In Berkeley, California, renovations by San Rafael firm Russell Architects to Louis Kahn’s Flora Lamson Hewlett Building at UC Berkeley’s Graduate Theological Union (GTU) completed this November.
The Hewlett Building—designed and built between 1974 and 1987—is distinct in Berkeley for its Brutalist style, its exterior terraces with lush plantings, and sensuous wooden slats coalescing with a smooth concrete finish. Its lighting fixtures, lintels, mantels, window trims, and furniture are painted in a proto-Yves Klein blue, acting as contrast to the wood and concrete. A pyramidal skylight into the atrium space crowns the symmetrical, ziggurat facade.
Starting in 2020, Russell Architects began surveying the building for today’s needs while seeking to preserve the historic edifice’s profound qualities. For the adaptive reuse project, Russell Architects ultimately moved several functions to different spaces: The Hewlett Building’s original library was relocated to the first level, opening up to the building’s entrance on Scenic Avenue; new gathering and study spaces were added to floors one and two; a rare book, archival reading room, more classrooms, conference rooms, and flex spaces were added; and faculty, student services, and GTU staff were consolidated to the second floor in a centralized operational space. The restoration was finished just in time for GTU’s 61st anniversary.
Since its founding in 1962, the GTU’s mission has been advancing the causes of ethical leadership, social justice, sustainability, and spiritual care for the betterment of communities worldwide. Its three-story, 50,000-square-foot Brutalist headquarters within walking distance from Berkeley’s famous campanile is home to over 375,000 volumes.
Kahn was selected by the GTU to design a new headquarters in 1972. He died two years later in 1974 in the middle of design. Following Kahn’s unexpected death, the California office of Peters, Clayberg and Caulfield, in association with Esherick, Homsey, Dodge, and Davis, was hired to finish the project. The California architects were tasked with staying true as much as possible to Kahn’s vision.
From the street level, it’s hard to ascertain that the building is in fact square in plan, much like Kahn’s famous Exeter Library in New Hampshire. Unlike the Exeter Library, the Flora Lamson Hewlett Building steps back from the street at each level; it formally evokes nearby modernist designs in the Berkeley area like Kevin Roche’s first project, the Oakland Museum; and Wurster Hall by Vernon DeMars, Joseph Esherick, and Donald Olsen. The Hewlett Building’s trademark space is its 3-story high Oculus that visually connects each of the building’s three floors, centered by an abstract sculpture.
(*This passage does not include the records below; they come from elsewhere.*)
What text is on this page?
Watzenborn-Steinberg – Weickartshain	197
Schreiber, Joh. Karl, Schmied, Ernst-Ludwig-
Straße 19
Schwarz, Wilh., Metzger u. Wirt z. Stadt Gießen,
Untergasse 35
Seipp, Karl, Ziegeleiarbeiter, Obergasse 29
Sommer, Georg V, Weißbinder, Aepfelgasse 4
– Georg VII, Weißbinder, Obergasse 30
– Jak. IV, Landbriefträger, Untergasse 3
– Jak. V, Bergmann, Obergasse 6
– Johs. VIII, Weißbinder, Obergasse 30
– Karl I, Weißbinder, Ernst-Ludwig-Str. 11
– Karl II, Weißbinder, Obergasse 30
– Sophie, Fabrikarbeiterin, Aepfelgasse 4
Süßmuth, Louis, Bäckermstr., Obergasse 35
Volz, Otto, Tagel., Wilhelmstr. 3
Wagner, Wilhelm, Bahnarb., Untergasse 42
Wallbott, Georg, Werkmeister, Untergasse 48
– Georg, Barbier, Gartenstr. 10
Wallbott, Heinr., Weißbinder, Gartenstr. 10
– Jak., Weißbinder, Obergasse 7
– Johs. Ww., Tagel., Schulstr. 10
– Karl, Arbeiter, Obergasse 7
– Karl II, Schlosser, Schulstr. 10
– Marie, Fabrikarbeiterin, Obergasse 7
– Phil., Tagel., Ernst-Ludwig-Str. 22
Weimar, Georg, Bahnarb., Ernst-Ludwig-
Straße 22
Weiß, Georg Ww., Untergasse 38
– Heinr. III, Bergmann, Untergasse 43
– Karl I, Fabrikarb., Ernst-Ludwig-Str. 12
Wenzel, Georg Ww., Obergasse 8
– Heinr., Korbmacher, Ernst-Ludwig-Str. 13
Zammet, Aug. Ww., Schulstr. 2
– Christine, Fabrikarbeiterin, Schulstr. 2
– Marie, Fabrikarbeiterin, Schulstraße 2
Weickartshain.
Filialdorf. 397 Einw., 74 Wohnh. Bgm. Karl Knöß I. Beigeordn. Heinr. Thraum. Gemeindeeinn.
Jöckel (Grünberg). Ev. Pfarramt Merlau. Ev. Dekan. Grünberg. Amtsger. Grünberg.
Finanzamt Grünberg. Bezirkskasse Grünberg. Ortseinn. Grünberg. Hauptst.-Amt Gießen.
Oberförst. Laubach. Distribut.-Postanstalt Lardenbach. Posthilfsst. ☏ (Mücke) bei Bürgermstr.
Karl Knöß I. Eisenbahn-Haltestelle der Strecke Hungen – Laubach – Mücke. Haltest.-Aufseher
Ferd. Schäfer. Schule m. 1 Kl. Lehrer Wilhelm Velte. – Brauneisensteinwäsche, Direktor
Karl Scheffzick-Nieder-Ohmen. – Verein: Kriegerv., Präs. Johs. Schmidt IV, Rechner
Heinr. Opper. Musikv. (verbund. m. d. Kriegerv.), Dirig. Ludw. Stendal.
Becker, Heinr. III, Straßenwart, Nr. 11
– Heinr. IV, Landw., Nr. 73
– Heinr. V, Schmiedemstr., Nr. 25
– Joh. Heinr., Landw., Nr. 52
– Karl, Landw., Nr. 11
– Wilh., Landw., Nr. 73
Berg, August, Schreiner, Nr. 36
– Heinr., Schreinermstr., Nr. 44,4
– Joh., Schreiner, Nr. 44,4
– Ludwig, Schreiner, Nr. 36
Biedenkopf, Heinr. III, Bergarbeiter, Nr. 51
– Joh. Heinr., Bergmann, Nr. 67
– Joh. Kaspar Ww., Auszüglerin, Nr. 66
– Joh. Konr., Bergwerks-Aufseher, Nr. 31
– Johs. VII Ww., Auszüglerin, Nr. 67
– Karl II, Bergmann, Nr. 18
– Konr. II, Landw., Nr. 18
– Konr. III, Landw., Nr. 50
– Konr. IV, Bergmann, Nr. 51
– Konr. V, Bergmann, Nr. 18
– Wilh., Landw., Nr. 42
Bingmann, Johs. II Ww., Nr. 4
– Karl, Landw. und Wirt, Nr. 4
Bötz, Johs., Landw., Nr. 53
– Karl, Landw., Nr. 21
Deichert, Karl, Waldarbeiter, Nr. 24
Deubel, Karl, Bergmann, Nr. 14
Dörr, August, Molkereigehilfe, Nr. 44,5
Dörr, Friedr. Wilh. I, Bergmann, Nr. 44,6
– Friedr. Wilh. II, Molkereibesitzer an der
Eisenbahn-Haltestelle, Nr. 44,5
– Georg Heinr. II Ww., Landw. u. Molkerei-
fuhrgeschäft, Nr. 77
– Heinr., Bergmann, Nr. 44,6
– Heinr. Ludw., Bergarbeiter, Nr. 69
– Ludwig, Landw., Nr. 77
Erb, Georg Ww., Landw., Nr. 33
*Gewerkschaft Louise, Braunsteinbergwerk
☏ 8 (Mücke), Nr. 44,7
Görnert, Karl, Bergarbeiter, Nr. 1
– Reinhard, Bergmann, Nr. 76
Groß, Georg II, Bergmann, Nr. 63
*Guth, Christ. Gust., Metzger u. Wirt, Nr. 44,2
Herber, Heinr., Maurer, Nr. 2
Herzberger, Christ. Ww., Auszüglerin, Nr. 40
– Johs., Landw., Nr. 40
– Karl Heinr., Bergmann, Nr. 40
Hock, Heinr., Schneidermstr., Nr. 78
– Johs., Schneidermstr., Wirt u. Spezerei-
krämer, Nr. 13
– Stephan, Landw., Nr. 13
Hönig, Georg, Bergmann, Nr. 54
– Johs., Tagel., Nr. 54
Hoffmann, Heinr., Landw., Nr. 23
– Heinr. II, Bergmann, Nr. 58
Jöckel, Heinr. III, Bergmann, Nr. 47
“I see the library as a place where the librarian can layout the books, open especially to selected pages to seduce the reader,” Louis Kahn said describing his design approach at the Flora Lamson Hewlett Building. “There should be a place with great tables on which the librarian can put the books, and the reader should be able to take the book and go to the light,” he said shortly before his sudden passing.
The Hewlett Building didn’t have its dedication ceremony until 1987. That year, the building earned its moniker in use today, the Hewlett Building, after Flora Lamson Hewlett, a philanthropist and wife of William Hewlett, cofounder of Hewlett-Packard Company, made a generous donation to help fund the GTU building. The Hewlett Building is now recognized as one of the very few Bay Area buildings to be named after a woman, according to a 2020 study conducted by the Department on the Status of Women.
“We are proud that the alterations remained true to Louis Kahn’s original vision, especially the role that natural light should play in illuminating a space and inspiring its occupants,” said Uriah Kim, GTU’s president. “The completion of these alterations represents a key milestone in our five-year strategic plan, bringing the GTU community under one roof in reimagined spaces that will continue to foster the interreligious dialogue and brave conversations that are hallmarks of our GTU community.”
Today, Kahn’s original drawings of the Hewlett Building are at the Architectural Archives of the University of Pennsylvania.